Die Kiron University arbeitet mit Plattformen wie edX, iversity oder dem Hasso Plattner Institut zusammen. Die Kurse werden mit den neusten E-Learning-Technologien zu Lernmodulen kombiniert, die nach Bedarf mit Untertiteln in der jeweiligen Sprache versehen werden können. Weitere Sponsoren beteiligen sich an Hard- oder Software, die bei Bedarf zur Verfügung gestellt werden kann. Wert legt die Kiron University zudem auf soziale Inklusionsinnovationen während ihres Online-Studiums. So sollen Flüchtlinge beispielsweise durch ein Tutorenkonzept an den Partneruniversitäten ermächtigt werden, selber als Lehrkräfte der Kiron University und an den Partneruniversitäten mitzuwirken. Durch ein Mentorensystem haben Flüchtlinge zudem dauerhaften Kontakt zu Einheimischen, mit denen sie beruflich sowie privat einen Austausch auf Augenhöhe führen können.

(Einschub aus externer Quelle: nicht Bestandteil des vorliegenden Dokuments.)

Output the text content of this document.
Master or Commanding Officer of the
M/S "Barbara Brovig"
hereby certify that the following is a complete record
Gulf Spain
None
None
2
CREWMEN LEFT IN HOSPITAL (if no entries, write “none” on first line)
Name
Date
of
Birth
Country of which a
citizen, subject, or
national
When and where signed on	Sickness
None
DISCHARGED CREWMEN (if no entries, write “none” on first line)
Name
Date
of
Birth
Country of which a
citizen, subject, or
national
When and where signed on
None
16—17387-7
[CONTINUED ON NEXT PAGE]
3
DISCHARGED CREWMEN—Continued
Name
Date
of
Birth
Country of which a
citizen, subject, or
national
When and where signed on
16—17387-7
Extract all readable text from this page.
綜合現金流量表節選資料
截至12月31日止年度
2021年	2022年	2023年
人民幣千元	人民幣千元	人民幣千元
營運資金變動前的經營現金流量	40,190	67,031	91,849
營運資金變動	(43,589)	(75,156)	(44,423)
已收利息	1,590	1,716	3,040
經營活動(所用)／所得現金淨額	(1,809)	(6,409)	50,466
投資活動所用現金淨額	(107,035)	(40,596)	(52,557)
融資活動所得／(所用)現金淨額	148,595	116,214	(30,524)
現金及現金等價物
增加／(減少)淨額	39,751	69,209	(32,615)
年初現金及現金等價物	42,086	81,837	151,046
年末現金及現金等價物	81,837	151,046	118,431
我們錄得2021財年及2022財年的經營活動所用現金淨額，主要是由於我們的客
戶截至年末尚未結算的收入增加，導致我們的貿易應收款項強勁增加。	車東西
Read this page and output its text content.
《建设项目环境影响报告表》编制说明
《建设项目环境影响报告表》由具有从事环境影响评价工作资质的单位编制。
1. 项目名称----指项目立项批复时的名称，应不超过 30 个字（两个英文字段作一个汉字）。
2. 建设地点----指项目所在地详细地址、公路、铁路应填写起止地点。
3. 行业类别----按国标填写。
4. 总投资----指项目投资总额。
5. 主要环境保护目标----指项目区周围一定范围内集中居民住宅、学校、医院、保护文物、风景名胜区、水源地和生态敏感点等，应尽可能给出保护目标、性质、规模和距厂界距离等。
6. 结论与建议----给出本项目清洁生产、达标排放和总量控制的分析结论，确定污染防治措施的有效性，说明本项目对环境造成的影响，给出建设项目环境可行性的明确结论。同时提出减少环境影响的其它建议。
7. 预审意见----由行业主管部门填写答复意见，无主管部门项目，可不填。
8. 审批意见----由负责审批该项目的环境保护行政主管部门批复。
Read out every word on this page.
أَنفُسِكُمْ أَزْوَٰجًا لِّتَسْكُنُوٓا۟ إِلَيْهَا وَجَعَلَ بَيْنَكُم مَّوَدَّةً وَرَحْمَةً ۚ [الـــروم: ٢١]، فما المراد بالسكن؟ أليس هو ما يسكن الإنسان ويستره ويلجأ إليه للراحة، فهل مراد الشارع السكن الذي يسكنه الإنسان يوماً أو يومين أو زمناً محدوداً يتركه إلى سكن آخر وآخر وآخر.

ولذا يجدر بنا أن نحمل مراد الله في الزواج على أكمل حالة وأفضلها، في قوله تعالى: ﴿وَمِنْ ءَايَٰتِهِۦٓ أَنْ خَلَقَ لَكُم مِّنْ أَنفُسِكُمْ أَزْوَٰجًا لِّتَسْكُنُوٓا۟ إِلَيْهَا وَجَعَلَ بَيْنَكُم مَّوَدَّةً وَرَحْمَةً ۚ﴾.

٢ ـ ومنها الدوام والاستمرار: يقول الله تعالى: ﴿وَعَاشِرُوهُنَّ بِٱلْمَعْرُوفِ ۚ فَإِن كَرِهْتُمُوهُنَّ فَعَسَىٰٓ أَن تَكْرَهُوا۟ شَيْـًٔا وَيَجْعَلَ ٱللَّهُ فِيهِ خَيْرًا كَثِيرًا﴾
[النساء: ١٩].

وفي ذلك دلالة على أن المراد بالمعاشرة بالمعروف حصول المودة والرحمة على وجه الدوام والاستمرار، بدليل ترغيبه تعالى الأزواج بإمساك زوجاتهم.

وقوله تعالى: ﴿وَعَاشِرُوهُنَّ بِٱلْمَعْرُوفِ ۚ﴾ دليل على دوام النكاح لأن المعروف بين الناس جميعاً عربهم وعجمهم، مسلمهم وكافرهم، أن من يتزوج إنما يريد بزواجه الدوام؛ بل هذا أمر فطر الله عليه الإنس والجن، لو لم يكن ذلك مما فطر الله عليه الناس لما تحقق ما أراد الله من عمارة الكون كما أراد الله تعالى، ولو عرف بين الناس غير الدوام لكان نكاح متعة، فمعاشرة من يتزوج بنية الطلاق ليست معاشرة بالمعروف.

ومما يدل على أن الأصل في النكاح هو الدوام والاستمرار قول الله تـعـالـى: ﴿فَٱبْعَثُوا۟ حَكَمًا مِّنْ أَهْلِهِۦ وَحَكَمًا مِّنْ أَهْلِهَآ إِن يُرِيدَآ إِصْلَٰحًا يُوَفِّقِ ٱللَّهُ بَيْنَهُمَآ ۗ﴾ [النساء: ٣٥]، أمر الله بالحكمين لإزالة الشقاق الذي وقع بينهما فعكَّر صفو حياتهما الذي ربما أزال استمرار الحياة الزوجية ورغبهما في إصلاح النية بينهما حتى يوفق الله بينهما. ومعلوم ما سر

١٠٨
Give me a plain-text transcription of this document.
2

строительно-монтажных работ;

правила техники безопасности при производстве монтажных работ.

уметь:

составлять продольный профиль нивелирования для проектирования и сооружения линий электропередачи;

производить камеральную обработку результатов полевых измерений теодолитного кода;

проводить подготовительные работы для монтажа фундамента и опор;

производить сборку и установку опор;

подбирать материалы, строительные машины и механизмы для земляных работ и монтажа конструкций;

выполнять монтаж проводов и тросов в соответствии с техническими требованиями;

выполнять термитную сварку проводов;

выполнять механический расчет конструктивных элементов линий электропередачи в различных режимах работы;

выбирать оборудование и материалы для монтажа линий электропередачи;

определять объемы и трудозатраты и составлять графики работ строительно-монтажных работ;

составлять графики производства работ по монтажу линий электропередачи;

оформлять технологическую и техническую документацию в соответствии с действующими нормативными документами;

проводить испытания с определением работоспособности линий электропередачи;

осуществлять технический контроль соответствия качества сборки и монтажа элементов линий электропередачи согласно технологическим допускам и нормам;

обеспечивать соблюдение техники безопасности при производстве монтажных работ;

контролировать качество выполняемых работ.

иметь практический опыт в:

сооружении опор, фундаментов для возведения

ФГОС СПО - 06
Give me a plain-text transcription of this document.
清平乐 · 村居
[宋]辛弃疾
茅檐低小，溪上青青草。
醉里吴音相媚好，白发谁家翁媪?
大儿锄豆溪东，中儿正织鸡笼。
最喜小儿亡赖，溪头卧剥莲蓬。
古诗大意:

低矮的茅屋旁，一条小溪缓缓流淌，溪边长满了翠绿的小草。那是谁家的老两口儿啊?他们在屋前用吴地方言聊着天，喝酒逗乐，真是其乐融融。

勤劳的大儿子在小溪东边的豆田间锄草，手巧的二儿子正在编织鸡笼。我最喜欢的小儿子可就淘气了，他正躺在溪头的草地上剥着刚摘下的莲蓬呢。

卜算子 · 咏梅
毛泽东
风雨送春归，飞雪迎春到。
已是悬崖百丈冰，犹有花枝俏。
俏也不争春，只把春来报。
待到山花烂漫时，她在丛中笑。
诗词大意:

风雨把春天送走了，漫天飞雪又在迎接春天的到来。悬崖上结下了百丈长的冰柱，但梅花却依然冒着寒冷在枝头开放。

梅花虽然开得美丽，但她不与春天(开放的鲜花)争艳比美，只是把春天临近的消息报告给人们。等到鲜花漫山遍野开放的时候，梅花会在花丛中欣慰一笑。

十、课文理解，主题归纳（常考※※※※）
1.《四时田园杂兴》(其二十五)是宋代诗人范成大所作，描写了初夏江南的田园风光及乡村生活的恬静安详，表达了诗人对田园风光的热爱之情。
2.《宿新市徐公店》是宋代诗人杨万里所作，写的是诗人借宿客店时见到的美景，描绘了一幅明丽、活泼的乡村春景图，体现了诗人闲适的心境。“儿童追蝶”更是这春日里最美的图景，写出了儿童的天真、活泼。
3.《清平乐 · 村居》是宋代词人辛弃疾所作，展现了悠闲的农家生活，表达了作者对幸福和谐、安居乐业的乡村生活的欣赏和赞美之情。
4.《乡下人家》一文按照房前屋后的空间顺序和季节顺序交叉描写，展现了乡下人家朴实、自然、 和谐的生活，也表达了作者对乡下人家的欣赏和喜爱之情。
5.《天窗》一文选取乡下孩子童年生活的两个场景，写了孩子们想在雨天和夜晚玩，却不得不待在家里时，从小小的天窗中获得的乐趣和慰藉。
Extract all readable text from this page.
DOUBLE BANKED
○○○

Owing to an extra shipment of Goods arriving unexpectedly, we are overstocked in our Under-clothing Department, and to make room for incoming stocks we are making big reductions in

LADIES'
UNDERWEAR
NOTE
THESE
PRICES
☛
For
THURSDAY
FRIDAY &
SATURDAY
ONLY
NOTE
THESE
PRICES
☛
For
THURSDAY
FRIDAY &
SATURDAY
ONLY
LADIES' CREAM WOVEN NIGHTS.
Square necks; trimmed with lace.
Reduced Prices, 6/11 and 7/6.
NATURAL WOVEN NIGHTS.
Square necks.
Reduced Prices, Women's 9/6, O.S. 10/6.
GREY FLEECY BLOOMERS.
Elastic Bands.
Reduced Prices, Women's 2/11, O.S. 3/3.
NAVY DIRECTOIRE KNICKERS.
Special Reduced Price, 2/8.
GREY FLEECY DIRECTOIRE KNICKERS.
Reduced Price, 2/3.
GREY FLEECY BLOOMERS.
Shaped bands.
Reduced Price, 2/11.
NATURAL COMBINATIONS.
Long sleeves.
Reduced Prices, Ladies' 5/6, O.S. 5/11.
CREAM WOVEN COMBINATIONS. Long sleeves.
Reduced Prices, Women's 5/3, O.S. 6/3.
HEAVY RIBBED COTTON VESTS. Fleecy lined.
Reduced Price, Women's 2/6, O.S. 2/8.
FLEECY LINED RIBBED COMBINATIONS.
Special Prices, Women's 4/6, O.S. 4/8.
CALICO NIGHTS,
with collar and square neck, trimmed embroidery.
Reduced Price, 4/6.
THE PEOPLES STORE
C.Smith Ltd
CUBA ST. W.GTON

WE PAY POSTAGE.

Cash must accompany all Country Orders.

Neben den Online-Kursen bietet Kiron auch Sprach- und Vorbereitungskurse sowie weitere Maßnahmen wie psychosoziale Beratung an, die speziell auf die aktuelle Situation der Flüchtlinge zugeschnitten sind.

400 Kurse in fünf Studiengängen

Durch die Zusammenarbeit mit den bislang 15 internationalen Hochschulen können rund 400 Kurse in fünf Studiengängen angeboten werden, darunter Ingenieurwesen, Wirtschaftswissenschaften, Informatik, Architektur und Cultural Studies. „Flüchtlinge haben einen langen Weg hinter sich und einen spannenden vor sich: Sie bilden ein unglaubliches Potenzial für unsere Wirtschaft, vor allem hinsichtlich des zukünftigen Ingenieurmangels“, sagt Prof. Dr. Malte Brettel, Prorektor für Wirtschaft an der RWTH Aachen. „Flüchtlingen direkt die Chance zu geben, über Online-Kurse zu lernen, um sie später in unser Studium zu integrieren und an die Wirtschaft heranzuführen, kann für uns alle nur ein Herzenswunsch sein.“

Insgesamt sind bei der Kiron University schon über 15.000 Bewerbungen eingegangen. Im Oktober starten die ersten Kurse mit den neuen Erstsemestern.